Where consumers can shop for designer finds
While consumers looking for designer apparel on a budget might bemoan the loss of Century 21 and some of its brethren, there is still a plethora of options in the space.
For the super high-end luxury options, there’s MadaLuxe Vault, as well as the online operators Yoox and the Net-a-Porter operation The Outnet. There’s also United Apparel Liquidators, which has both stores and an online site where sales rival some of those at Century 21.

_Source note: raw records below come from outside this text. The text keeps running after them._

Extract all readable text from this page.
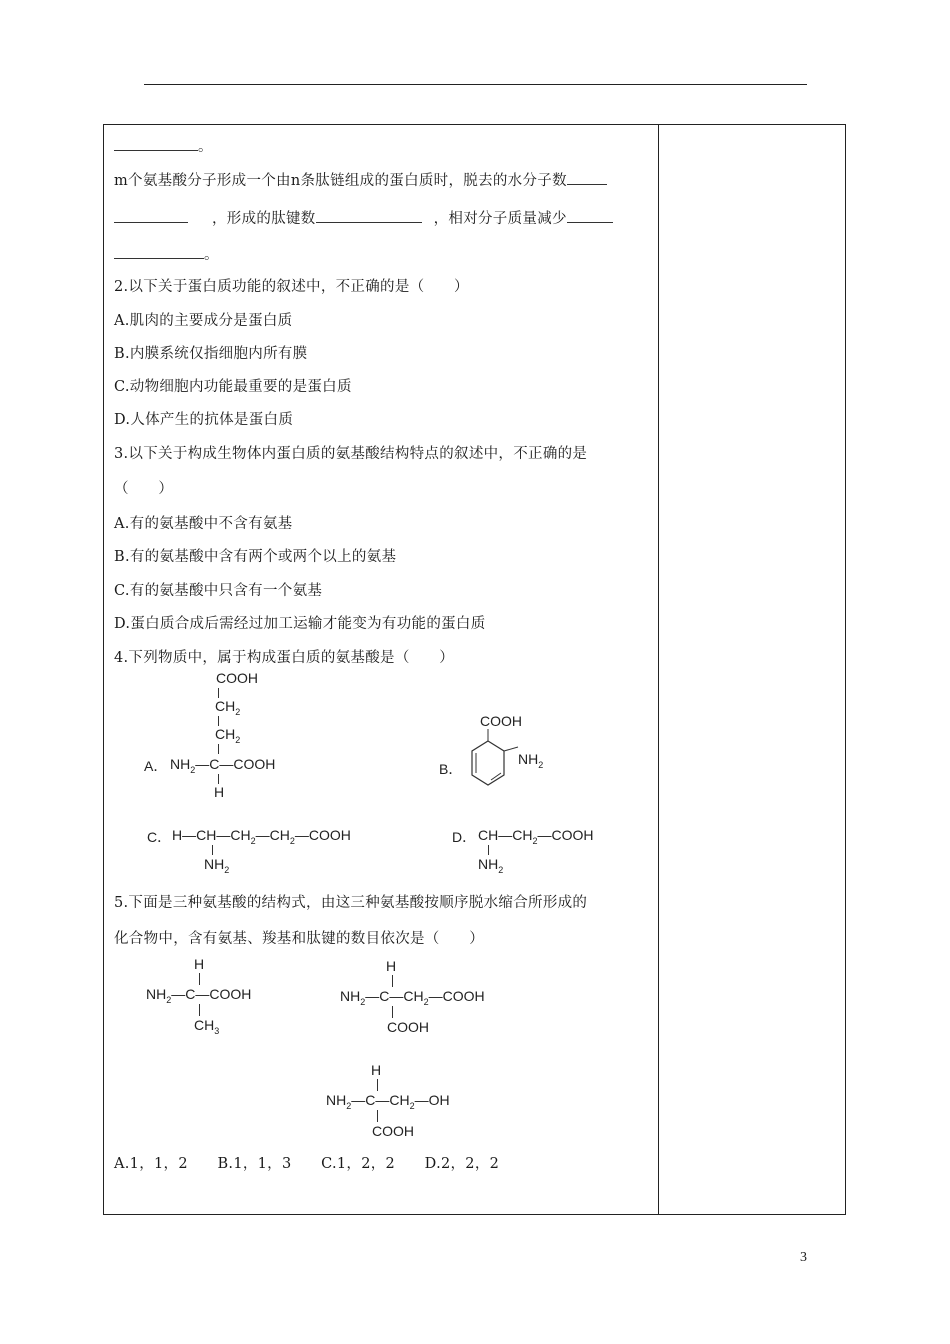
。
m个氨基酸分子形成一个由n条肽链组成的蛋白质时，脱去的水分子数
，形成的肽键数	，相对分子质量减少
。
2.以下关于蛋白质功能的叙述中，不正确的是（　　）
A.肌肉的主要成分是蛋白质
B.内膜系统仅指细胞内所有膜
C.动物细胞内功能最重要的是蛋白质
D.人体产生的抗体是蛋白质
3.以下关于构成生物体内蛋白质的氨基酸结构特点的叙述中，不正确的是
（　　）
A.有的氨基酸中不含有氨基
B.有的氨基酸中含有两个或两个以上的氨基
C.有的氨基酸中只含有一个氨基
D.蛋白质合成后需经过加工运输才能变为有功能的蛋白质
4.下列物质中，属于构成蛋白质的氨基酸是（　　）
COOH
$CH_2$
$CH_2$
A． $NH_2—C—COOH$
H
COOH
B．
$NH_2$
C． $H—CH—CH_2—CH_2—COOH$
$NH_2$
D． $CH—CH_2—COOH$
$NH_2$
5.下面是三种氨基酸的结构式，由这三种氨基酸按顺序脱水缩合所形成的
化合物中，含有氨基、羧基和肽键的数目依次是（　　）
H
$NH_2—C—COOH$
$CH_3$
H
$NH_2—C—CH_2—COOH$
COOH
H
$NH_2—C—CH_2—OH$
COOH
A.1，1，2　　B.1，1，3　　C.1，2，2　　D.2，2，2
3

And, of course, there’s also Nordstrom Rack, Saks Off 5th, Haute Look and 6PM, not to mention the one or two Last Call stores left that Neiman Marcus will use as clearance centers.
What’s next for off-price
Some believe that the off-price sector could be challenged for a few more quarters until the retail sector can bring inventory back to a level that aligns with demand. And brands under the corporate umbrellas belonging to PVH Corp., VF Corp. and G-III Apparel Group will likely fare better as they are already working with the bigger, national chains like TJX.
But one problem all off-pricers face is e-commerce.
“Most off-price retailers did not invest heavily in their e-commerce and relied too much on their brick-and-mortar. Therefore, most of these companies will suffer not unlike Century 21,” said Shelly Socol, co-founder of One Rockwell (1R), a fashion and lifestyle e-commerce agency. “In all honesty, the disparity between companies that saw the future of e-commerce and took it seriously and prioritized it well before Covid will survive, and those that did not will most likely not make it. Unfortunately, there are not that many off-price retailers that made that investment when they needed to.”
For now, she expects most excess goods still in inventory either will be sold out of the country or will see some steep discounting on the retail front.
“I think that distribution for retail goods is more challenging, especially for off-price retail, given a combination of retail bankruptcies and diminished foot traffic to stores that are still open,” said Jonathan Treiber, co-founder of RevTrax, an offer management platform that uses data to make “Smart Offers” created for each customer. He believes that the lack of a “robust e-commerce business for TJX has definitely hurt their business, while many other full-line retailers have seen e-commerce growth in the triple digits.”
But it was the “brick-and-mortar business model [that] allowed [Century 21] to succeed by providing the optimal treasure hunting experience, something that has proven elusive in the e-commerce domain,” Treiber added.
And perhaps that’s why Burlington Stores in March said it was shutting down its online platform, an operation that accounted for only 0.5 percent of its revenues.